The Church of the Holy Assumption is a dramatic and well-proportioned building, adeptly using standard exterior forms to create interesting spaces on the interior. The priest, Father Alexander Yaroshevich, may have been the designer, although the core of Holy Assumption is similar in form to the Holy Ascension Cathedral in Unalaska, which was built at the same time.
Like most Russian Orthodox churches in Alaska, the exterior of this church reveals the use of the spaces within. The square nave is the taller portion; on the interior, the ceiling of this space is octagonal, reaching a height of 15 feet. The gable-roofed section to the west, now an extension of the nave, was originally walled off into two rooms. Today it opens into the nave, separated only by two columns. Entry is through the first floor of the bell tower, 15 feet 6 inches square. Above the second story is a pyramidal roof, out of which rises the octagonal belfry, with a tent roof that supports an onion dome.
On the east end of the church, the sanctuary has two roof forms, a gable roof to match the one on the west and a polygonal roof to cover the polygonal end of the sanctuary. Both the sanctuary and nave have cupolas topped with onion domes.

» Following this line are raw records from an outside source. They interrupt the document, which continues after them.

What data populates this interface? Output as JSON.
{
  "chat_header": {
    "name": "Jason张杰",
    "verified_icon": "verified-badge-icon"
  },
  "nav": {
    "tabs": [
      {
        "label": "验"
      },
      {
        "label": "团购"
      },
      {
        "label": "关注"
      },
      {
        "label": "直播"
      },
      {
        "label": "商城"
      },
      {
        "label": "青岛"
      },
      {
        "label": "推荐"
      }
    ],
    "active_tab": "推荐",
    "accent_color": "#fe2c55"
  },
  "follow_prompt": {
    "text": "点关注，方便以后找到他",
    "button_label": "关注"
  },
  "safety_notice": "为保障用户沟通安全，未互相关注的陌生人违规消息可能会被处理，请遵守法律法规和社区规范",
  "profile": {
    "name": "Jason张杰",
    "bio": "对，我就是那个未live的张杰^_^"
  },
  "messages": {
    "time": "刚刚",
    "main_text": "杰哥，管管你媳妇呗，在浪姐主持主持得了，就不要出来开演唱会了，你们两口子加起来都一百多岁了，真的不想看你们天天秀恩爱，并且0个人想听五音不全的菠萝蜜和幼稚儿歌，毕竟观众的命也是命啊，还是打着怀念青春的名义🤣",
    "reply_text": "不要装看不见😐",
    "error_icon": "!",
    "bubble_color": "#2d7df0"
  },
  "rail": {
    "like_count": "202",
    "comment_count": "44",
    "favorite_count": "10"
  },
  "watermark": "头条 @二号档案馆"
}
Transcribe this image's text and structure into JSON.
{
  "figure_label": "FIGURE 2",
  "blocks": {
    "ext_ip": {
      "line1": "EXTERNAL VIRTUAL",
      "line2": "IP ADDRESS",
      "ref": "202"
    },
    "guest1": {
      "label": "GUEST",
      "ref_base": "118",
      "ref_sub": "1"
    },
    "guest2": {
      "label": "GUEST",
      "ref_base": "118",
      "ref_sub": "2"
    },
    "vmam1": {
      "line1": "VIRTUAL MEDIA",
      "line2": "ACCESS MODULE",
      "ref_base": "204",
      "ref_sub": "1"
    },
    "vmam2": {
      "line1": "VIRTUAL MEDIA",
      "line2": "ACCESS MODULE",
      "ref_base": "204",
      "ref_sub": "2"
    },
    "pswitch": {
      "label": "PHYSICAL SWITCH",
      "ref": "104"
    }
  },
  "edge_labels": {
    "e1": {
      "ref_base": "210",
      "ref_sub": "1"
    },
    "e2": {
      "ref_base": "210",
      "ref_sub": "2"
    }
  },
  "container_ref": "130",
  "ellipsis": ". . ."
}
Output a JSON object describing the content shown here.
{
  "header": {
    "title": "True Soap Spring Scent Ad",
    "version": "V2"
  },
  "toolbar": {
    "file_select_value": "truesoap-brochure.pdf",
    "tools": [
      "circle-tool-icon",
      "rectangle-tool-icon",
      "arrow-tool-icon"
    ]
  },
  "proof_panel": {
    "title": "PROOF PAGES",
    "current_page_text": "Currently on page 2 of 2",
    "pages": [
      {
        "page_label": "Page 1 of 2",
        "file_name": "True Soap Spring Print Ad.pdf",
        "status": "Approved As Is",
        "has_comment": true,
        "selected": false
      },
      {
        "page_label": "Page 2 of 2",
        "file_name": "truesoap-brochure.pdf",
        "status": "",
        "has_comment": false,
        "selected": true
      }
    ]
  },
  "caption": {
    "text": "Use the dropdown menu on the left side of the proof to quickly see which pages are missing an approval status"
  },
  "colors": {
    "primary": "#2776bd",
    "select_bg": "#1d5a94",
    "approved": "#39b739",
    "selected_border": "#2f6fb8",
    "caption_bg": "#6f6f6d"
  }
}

The church is constructed of logs, hewn to a 6-inch width and dovetailed at the corners. It was covered with beveled siding soon after construction. The iconostas has icons dating from the construction of the church, while others are even older, including one painted on wood, dating from the eighteenth century. A picket fence sets the church off from the town, but its distinctive form and three onion domes are enough to isolate it from its domestic surroundings.